The very bright areas on the FG material result from genuine high specimen signal yield and not from erratic charging or other artifacts familiar with plastics in vacuum SEM. High yield of edges, oblique incidence, etc. can for the first time be studied from the true surfaces without obstruction in ESEM. Mild charging, if present, may produce stable contrast characteristic of material properties and can be used as a means for studies of the physics of the surfaces. The images presented in this series are reproductions from photographic paper with limited bandwidth, on which attempting to bring up detail in dark areas results in saturating the bright areas and vice versa, whilst a lot more information is usually contained on the negative film. Electronic manipulation of the signal together with modern computer graphics can overcome some old imaging limitations.

An example of the GDD operating at low voltage is shown with four images of the same field of view of a polished mineral containing aluminum, iron, silicon and some unknown surface impurities. The anode electrode is a single thin wire placed on the side and below the specimen surface, several mm away from it. Image (a) shows predominantly SE contrast at low pressure, whilst (b) shows BSE material contrast at higher pressure. Image (c) shows cathodoluminescence (CL) from the specimen surface by use of water vapor (which does not scintillate), whilst (d) shows additional photon signal by changing the gas to air which scintillates by signal electrons originating from the specimen. The latter appears to be a mixture of CL with SE, but it may also contain additional information from the surface contaminant charging to a varying degree with gas pressure.

The GDD at high voltage has clear advantages over the low voltage mode, but the latter may be used easily with special applications such as at very high pressures where the BSE produce a high ionization gain from their own high energy, or in cases when the electric field requires shaping to purposeful ends. In general, the detector should be designed to operate at both high and low bias levels including variable negative (electron retarding) bias with important contrast generation.

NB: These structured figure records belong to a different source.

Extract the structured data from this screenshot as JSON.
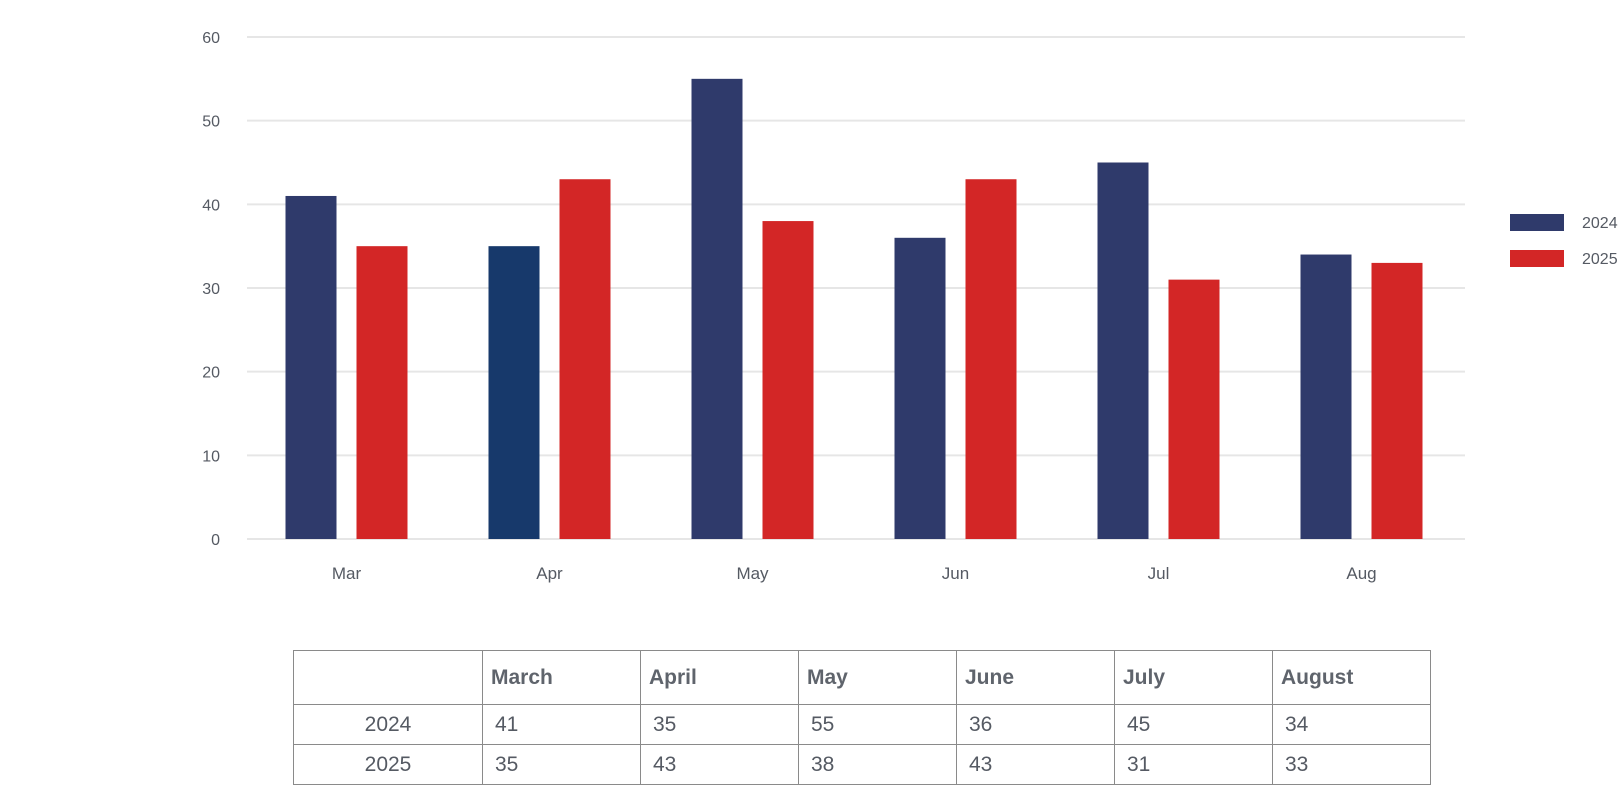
{
  "chart_data": {
    "type": "bar",
    "categories": [
      "Mar",
      "Apr",
      "May",
      "Jun",
      "Jul",
      "Aug"
    ],
    "series": [
      {
        "name": "2024",
        "values": [
          41,
          35,
          55,
          36,
          45,
          34
        ],
        "color": "#2f3a6b"
      },
      {
        "name": "2025",
        "values": [
          35,
          43,
          38,
          43,
          31,
          33
        ],
        "color": "#d32626"
      }
    ],
    "highlight_color": "#17396b",
    "ylim": [
      0,
      60
    ],
    "yticks": [
      0,
      10,
      20,
      30,
      40,
      50,
      60
    ],
    "grid": true,
    "legend": "right"
  },
  "table": {
    "headers": [
      "",
      "March",
      "April",
      "May",
      "June",
      "July",
      "August"
    ],
    "rows": [
      {
        "label": "2024",
        "values": [
          "41",
          "35",
          "55",
          "36",
          "45",
          "34"
        ]
      },
      {
        "label": "2025",
        "values": [
          "35",
          "43",
          "38",
          "43",
          "31",
          "33"
        ]
      }
    ]
  }
}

Further improvements have been envisaged, such as the use of special electrode materials, gas composition and shaping the trajectory of detection electrons by special electric and magnetic fields (page 91).

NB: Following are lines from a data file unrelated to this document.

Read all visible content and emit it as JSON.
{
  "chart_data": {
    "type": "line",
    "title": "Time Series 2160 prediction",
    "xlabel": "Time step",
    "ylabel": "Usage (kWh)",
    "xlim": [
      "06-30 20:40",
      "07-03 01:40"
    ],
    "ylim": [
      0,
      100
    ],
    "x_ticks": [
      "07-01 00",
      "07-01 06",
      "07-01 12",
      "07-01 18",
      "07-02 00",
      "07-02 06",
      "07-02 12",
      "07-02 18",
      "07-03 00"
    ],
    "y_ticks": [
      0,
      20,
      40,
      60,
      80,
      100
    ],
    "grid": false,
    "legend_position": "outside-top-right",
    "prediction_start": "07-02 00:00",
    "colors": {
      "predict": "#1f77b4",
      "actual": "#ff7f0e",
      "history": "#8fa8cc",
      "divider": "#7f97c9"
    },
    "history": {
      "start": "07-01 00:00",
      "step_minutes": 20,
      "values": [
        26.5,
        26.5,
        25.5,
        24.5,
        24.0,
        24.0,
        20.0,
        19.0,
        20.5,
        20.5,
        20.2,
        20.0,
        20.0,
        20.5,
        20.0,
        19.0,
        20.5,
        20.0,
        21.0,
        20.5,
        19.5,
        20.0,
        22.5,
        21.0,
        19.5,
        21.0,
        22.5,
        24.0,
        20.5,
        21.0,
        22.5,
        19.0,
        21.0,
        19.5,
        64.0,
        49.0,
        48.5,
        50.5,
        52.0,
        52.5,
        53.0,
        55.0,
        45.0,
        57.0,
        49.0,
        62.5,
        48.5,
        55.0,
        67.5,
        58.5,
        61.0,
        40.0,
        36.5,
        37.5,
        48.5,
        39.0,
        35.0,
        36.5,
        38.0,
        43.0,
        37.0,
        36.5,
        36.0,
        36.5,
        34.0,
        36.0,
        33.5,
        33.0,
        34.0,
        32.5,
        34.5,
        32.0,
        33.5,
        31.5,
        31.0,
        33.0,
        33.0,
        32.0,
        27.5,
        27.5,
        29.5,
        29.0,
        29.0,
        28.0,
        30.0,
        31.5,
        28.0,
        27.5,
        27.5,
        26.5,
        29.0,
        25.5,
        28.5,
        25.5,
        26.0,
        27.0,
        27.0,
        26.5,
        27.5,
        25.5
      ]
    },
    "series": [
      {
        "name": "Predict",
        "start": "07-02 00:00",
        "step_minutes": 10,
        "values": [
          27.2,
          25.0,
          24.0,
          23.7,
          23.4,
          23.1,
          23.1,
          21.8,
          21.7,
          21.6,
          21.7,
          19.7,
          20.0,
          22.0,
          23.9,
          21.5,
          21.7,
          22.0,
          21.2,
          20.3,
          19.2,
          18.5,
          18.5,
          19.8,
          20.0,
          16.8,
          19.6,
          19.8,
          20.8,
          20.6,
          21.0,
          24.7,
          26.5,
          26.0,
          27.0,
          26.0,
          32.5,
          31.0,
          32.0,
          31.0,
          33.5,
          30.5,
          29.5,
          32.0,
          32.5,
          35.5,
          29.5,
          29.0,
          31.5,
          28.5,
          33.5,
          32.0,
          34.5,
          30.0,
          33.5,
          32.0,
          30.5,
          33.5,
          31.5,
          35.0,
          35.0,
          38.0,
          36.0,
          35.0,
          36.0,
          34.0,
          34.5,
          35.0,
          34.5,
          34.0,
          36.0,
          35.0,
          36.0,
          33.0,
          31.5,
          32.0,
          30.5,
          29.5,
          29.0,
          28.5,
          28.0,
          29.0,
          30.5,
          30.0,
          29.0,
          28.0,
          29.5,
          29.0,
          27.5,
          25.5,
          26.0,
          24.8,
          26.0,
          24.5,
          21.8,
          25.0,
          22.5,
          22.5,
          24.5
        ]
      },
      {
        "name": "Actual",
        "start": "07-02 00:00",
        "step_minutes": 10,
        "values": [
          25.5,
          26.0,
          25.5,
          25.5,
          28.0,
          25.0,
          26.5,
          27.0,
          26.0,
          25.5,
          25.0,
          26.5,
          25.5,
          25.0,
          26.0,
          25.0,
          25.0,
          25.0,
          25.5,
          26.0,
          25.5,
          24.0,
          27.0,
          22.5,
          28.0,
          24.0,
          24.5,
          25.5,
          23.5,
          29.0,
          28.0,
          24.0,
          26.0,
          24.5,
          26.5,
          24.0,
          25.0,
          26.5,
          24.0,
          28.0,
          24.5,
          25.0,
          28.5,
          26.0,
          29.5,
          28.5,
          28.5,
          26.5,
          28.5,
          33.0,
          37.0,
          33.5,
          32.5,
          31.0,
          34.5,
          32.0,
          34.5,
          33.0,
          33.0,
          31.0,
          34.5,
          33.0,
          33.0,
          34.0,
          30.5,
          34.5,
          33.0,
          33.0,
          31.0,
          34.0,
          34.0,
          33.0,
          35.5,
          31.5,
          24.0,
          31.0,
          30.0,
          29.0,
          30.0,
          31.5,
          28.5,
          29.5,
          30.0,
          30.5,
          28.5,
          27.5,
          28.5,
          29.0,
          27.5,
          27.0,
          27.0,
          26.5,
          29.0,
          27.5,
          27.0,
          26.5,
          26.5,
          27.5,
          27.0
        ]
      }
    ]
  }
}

== Further developments ==
The above described principles have been further implemented in ESEM with detection of secondary and backscattered electrons for 3D imaging with multi-detector method by Slowko et al. Fitzek et al. have rectified some drawbacks of an available commercial ESEM by optimizing the pressure limiting system and the secondary electron detection resulting in high-quality imaging.

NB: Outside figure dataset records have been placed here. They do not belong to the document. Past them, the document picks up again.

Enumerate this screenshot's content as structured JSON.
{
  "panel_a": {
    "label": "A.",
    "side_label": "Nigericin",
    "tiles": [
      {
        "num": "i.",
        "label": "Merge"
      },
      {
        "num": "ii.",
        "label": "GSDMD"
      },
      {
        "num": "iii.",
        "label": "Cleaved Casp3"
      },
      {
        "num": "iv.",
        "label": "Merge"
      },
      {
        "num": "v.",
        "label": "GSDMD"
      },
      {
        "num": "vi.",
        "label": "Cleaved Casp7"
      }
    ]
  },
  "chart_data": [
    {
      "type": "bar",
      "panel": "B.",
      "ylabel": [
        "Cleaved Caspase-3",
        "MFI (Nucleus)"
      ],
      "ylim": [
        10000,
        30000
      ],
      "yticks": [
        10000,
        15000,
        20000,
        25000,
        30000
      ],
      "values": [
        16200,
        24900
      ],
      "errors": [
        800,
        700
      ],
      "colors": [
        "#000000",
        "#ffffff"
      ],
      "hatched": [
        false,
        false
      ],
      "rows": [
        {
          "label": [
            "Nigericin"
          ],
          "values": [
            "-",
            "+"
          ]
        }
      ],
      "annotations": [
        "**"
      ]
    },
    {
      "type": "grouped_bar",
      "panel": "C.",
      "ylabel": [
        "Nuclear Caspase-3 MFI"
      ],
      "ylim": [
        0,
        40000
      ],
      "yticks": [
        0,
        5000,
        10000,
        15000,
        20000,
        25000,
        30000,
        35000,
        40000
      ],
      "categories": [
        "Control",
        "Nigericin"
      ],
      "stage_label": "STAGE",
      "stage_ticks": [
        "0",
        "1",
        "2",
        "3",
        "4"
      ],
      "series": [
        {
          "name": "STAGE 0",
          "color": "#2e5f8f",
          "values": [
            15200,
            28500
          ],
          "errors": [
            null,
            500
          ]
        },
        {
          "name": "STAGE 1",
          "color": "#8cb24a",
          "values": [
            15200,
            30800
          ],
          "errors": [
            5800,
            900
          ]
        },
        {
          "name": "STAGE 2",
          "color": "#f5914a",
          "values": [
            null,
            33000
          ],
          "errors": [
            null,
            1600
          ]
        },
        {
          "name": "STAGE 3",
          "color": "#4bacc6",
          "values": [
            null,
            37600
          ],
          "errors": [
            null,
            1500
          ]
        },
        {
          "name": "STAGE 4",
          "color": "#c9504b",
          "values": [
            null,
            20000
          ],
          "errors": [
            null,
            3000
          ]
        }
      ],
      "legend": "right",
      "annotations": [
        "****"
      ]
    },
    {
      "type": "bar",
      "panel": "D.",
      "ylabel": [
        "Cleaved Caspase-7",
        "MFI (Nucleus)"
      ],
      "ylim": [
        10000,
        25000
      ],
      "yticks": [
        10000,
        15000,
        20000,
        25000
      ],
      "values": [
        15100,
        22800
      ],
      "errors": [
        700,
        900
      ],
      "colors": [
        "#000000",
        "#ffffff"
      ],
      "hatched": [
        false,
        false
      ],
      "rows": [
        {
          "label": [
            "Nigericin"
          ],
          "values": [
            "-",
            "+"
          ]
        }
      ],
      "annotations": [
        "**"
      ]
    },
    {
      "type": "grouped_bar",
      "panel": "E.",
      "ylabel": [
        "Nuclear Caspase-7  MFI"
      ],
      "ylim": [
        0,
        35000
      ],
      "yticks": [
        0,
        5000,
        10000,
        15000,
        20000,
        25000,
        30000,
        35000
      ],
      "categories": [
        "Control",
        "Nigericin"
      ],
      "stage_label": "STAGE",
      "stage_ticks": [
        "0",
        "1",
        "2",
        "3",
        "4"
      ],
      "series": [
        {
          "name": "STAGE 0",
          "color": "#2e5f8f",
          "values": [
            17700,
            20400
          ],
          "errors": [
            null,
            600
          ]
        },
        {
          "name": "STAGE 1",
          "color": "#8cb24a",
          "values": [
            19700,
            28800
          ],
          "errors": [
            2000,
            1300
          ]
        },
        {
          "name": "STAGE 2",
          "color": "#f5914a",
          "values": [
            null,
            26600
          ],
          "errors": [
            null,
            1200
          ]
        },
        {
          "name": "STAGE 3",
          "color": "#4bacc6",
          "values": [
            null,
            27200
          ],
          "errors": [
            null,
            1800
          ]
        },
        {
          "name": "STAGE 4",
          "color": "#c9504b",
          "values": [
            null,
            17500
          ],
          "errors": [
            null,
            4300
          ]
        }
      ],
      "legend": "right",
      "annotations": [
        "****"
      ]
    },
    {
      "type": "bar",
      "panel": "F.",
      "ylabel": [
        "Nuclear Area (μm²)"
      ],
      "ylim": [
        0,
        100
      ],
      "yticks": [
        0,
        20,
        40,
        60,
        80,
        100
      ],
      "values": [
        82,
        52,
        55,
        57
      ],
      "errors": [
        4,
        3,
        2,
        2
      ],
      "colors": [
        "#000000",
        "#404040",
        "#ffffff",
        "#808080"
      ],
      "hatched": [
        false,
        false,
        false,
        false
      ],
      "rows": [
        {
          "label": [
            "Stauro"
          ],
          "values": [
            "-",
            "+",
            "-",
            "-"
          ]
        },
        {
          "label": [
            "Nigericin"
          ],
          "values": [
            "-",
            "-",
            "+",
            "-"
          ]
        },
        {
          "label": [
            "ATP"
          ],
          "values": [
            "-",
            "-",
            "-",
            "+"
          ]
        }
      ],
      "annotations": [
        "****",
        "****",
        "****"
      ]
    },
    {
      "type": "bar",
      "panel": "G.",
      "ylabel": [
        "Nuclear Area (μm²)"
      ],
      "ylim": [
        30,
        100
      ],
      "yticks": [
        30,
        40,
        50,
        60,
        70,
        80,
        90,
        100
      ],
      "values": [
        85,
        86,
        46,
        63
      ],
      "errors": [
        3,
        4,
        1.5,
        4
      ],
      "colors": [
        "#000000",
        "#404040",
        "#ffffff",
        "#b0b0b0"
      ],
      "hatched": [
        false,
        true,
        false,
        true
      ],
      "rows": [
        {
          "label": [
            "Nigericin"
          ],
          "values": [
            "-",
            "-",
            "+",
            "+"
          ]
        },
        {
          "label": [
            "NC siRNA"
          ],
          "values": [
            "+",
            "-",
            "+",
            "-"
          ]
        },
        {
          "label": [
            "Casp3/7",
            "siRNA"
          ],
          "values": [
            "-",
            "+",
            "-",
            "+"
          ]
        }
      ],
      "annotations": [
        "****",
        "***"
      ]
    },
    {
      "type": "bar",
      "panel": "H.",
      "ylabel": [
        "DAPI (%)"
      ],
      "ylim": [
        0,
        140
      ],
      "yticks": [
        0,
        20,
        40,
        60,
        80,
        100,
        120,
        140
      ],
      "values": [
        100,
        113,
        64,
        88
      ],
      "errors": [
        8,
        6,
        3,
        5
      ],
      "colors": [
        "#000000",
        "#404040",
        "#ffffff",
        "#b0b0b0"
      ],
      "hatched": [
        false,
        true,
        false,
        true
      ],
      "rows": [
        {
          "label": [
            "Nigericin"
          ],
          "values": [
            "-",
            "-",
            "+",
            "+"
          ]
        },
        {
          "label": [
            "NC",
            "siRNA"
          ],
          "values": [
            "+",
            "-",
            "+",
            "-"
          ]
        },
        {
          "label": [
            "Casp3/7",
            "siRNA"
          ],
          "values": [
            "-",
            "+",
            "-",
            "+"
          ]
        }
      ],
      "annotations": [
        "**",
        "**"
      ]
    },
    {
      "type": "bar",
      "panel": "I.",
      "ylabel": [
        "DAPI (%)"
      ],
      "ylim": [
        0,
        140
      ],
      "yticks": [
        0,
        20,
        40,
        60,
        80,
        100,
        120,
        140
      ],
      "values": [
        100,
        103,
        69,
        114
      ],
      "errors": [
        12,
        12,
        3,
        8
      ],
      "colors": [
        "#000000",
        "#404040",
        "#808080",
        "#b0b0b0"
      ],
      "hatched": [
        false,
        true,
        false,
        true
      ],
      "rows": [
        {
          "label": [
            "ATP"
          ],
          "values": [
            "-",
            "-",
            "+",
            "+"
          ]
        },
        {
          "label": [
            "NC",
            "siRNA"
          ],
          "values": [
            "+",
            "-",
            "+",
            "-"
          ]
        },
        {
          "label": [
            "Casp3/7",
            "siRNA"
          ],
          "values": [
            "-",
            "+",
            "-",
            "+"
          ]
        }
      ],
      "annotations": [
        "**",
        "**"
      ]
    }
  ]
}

== Commercial implementations ==

The first commercial implementation of the GDD was carried out by ElectroScan Corporation employing the acronym ESD for "environmental secondary detector", which was followed by an improved version termed "gaseous secondary electron detector" (GSED). The use of the magnetic field of the objective lens of the microscope has been incorporated in another commercial patent. LEO company (now Carl Zeiss SMT) has used the scintillation mode and the ionization (needle) mode of the GDD on its environmental SEMs at low and also extended pressure range.